Fairwater homes with geothermal had 21 per cent lower electricity consumption than Kellyville homes when normalised for house size.
However, if the compact design of the homes is factored in, compared to the larger Kellyville homes, the saving was in the order of 38 per cent over the year per household.
The surprises in the research
There were other aspects of the research findings that surprised her. For example, Thomas says she had a hunch that because people in Fairwater had airconditioning they would use it by default simply because it was hot outside.
The monitoring did show “there is still a big people dimension to energy consumption”. Some continued to use airconditioning even when outdoor and indoor conditions were reasonable without it, but not everybody chooses to use it “indiscriminately”.
Other residents the team monitored reported they were happy at 27 degrees or even 31 degrees, and would report they had put on a fan, had a cold drink and dressed appropriately.
“You can see the behavioural dimension matters, and that is independent of the star rating of the house. But it’s not about blaming star ratings – star ratings are important for one thing, and that is to ensure the building fabric works for whoever is in there.
“But the real energy story is going to be about how people understand how they use buildings and energy. And especially how we can influence the thermal comfort and airconditioning side of it as we increasingly face extreme temperatures.”
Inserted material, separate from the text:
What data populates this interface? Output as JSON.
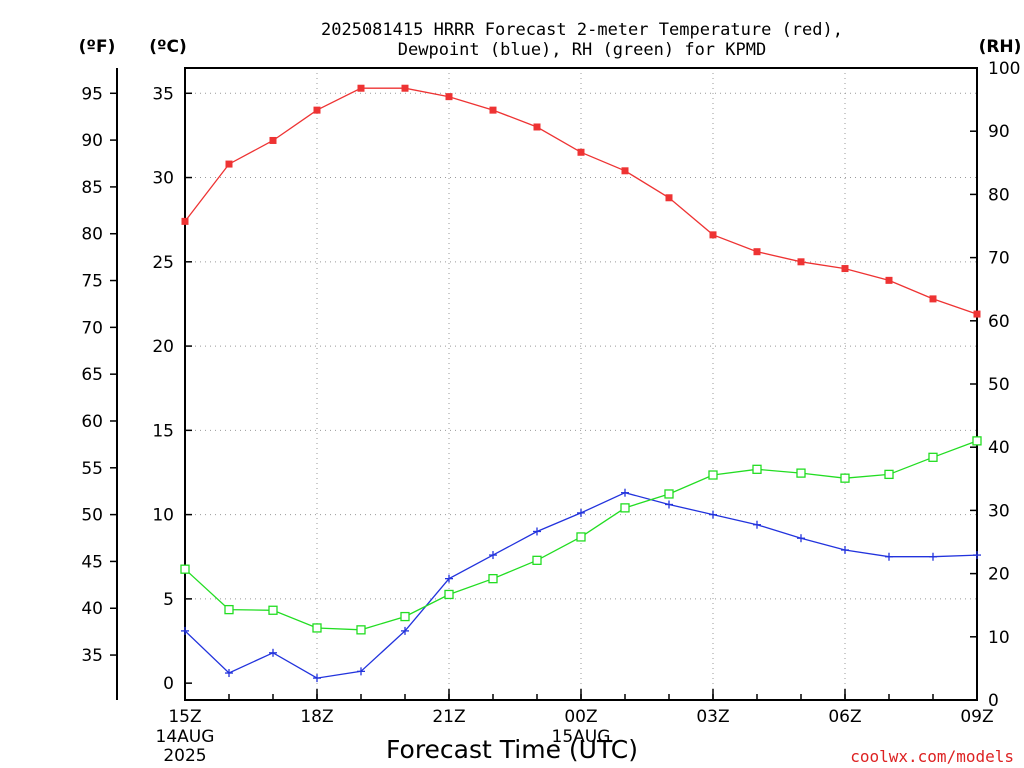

Thomas says that with climate change, as a community we may have to become better at adaptive behaviours. In addition to improving the thermal performance of our buildings, this might mean we become accustomed to embracing the weather a little more, develop some tolerance perhaps for having to dress for the season, or accept that a bit of dust might blow in when we open windows for airflow.
“We can’t just do this with a whole bunch of solar panels, and trying to keep up and keep everybody (thinking) that you can stay comfortable forever…influencing sustainable practices and rethinking adaptation alongside mitigation is going to be a 100 per cent necessary.”
This article is part of a special project between The Fifth Estate and the University of Technology Sydney focused on the education and research underway at universities on sustainability and climate related issues.